Official step-by-step documentation from Instructure is not yet available. However, since the assignment uses the same tools available to a teacher using SpeedGrader, you can share those directions with students until official documentation is ready.

Assignment Ideas

Here are some ideas to get you thinking about how you might use this new tool in your course. Do note that many of these are possible to do in other ways (like using Office 365 collaboration documents). The tool in Canvas can make some of these quicker or easier, but, in some cases, it may be appropriate to continue to use the other tools. Feel free to contact the Educational Software Consulting team for help using the feature, or ask for a consultation with Teaching Support staff to discuss how these activities might help your students reach their learning objectives in your course.

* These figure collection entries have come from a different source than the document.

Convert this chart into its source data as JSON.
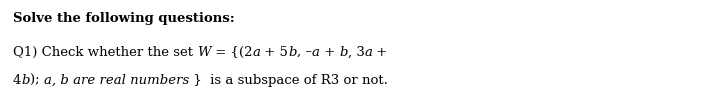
{
  "title_text": "Solve the following questions:",
  "line1_part1": "Q1) Check whether the set ",
  "line1_italic": "W",
  "line1_part2": " = {(2",
  "line1_italic2": "a",
  "line1_part3": " + 5",
  "line1_italic3": "b",
  "line1_part4": ", –",
  "line1_italic4": "a",
  "line1_part5": " + ",
  "line1_italic5": "b",
  "line1_part6": ", 3",
  "line1_italic6": "a",
  "line1_part7": " +",
  "line2_part1": "4",
  "line2_italic1": "b",
  "line2_part2": "); ",
  "line2_italic2": "a, b are real numbers",
  "line2_part3": " }  is a subspace of R3 or not.",
  "bg_color": "#ffffff",
  "title_fontsize": 9.5,
  "body_fontsize": 9.5,
  "fig_width": 7.06,
  "fig_height": 1.08,
  "dpi": 100
}
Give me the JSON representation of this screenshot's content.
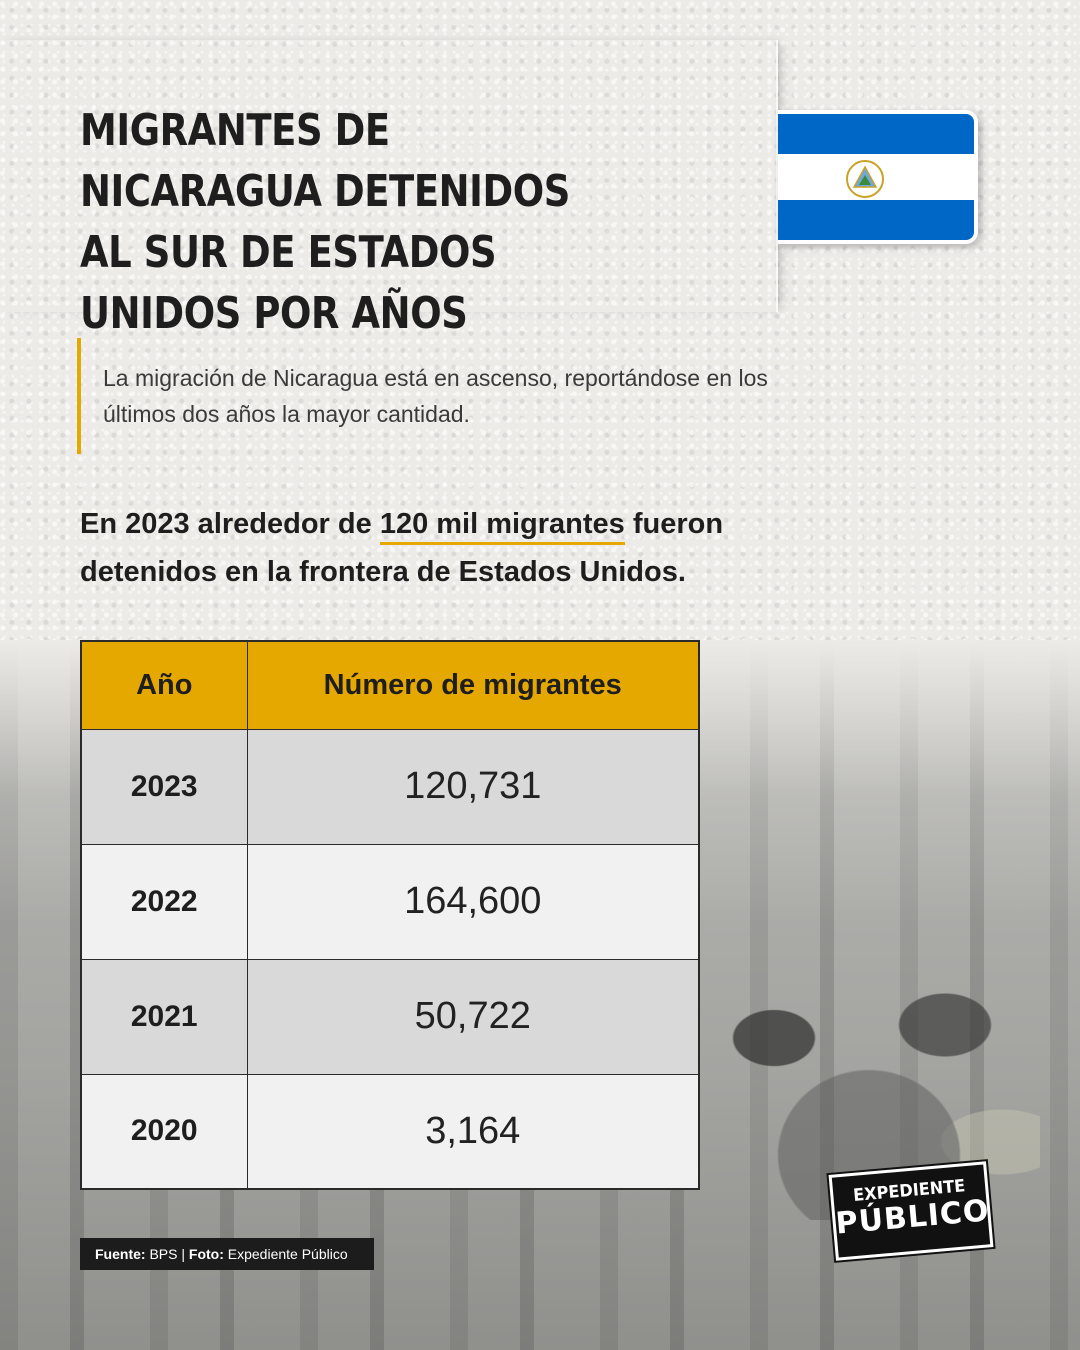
{
  "title": "MIGRANTES DE NICARAGUA DETENIDOS AL SUR DE ESTADOS UNIDOS POR AÑOS",
  "intro": "La migración de Nicaragua está en ascenso, reportándose en los últimos dos años la mayor cantidad.",
  "highlight": {
    "before": "En 2023 alrededor de ",
    "emphasis": "120 mil migrantes",
    "after": " fueron detenidos en la frontera de Estados Unidos."
  },
  "table": {
    "headers": [
      "Año",
      "Número de migrantes"
    ],
    "rows": [
      {
        "year": "2023",
        "value": "120,731"
      },
      {
        "year": "2022",
        "value": "164,600"
      },
      {
        "year": "2021",
        "value": "50,722"
      },
      {
        "year": "2020",
        "value": "3,164"
      }
    ]
  },
  "source": {
    "label_fuente": "Fuente:",
    "fuente": "BPS",
    "separator": "|",
    "label_foto": "Foto:",
    "foto": "Expediente Público"
  },
  "logo": {
    "line1": "EXPEDIENTE",
    "line2": "PÚBLICO"
  },
  "colors": {
    "accent": "#e5a800",
    "flag_blue": "#0067c6",
    "text_dark": "#1e1e1e"
  },
  "icons": [
    "nicaragua-flag-icon",
    "nicaragua-coat-of-arms-icon"
  ]
}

  • Have students analyze, critique, or respond to prompts (texts, images, or both).
  • Train academic paper reading skills. Reading academic papers can be challenging to read and learn from without training. Upload a paper (either relevant to this course, or perhaps in a similar field, but not exactly related to this course) and ask the students to read it. Have them use the annotation tools to highlight passages they consider important, make margin notes for questions that remain or their thoughts at that moment of reading, or to make commentary about the structure, flow, and formatting of the paper.
  • You can provide feedback on important information the student did not take notes on, extraneous highlighting, and other details.
  • Ask for self-reflection and/or start a class discussion of errors in papers. Use a sample assignment submission like students might hand in and ask them to mark it up. Optionally, you can include a rubric in the template document for the students to fill in. This will allow you to have a discussion with them about the feedback that they find most important. This can also help them to review their own submissions before submitting.
  • Post a “find errors and correct them” assignment. Especially useful for a language or coding course (but also can apply to others, like math or logic), create an assignment of statements or solutions that have errors in them, and ask students to mark up what the error is, and suggest corrections. Do keep in mind the limitations of annotations as small corrections; do not have problems that require a significant rework. “True or False, but, if false, make it true” assignments are a narrower sub-type of this activity.
  • Ask students to label a diagram or image as their submission. The student can use point comment tools to label individual parts, or box comments for larger structures that cover an area. This is comparable to a “hot spot” question in some ways. This is only recommended for identifying parts of a diagram, image or document; other assignment types are better for rote whole image identification. This can be used not only for low-level identification (“label the parts of this building’s façade and attribute it to a period”), but also higher-level analysis (“discuss your interpretation of this x-ray”).
  • Collect student feedback in a specific format, such as providing a form or template that you would like students to fill in for a “360 degree” peer evaluation after a group assignment, but you do not want students to need to download or upload files (and a survey is too much for what is needed).
  • Fill out “lab notebook” or “observation notebook” documents in a course that does not make heavy use of them to utilize another tool specialized to that purpose.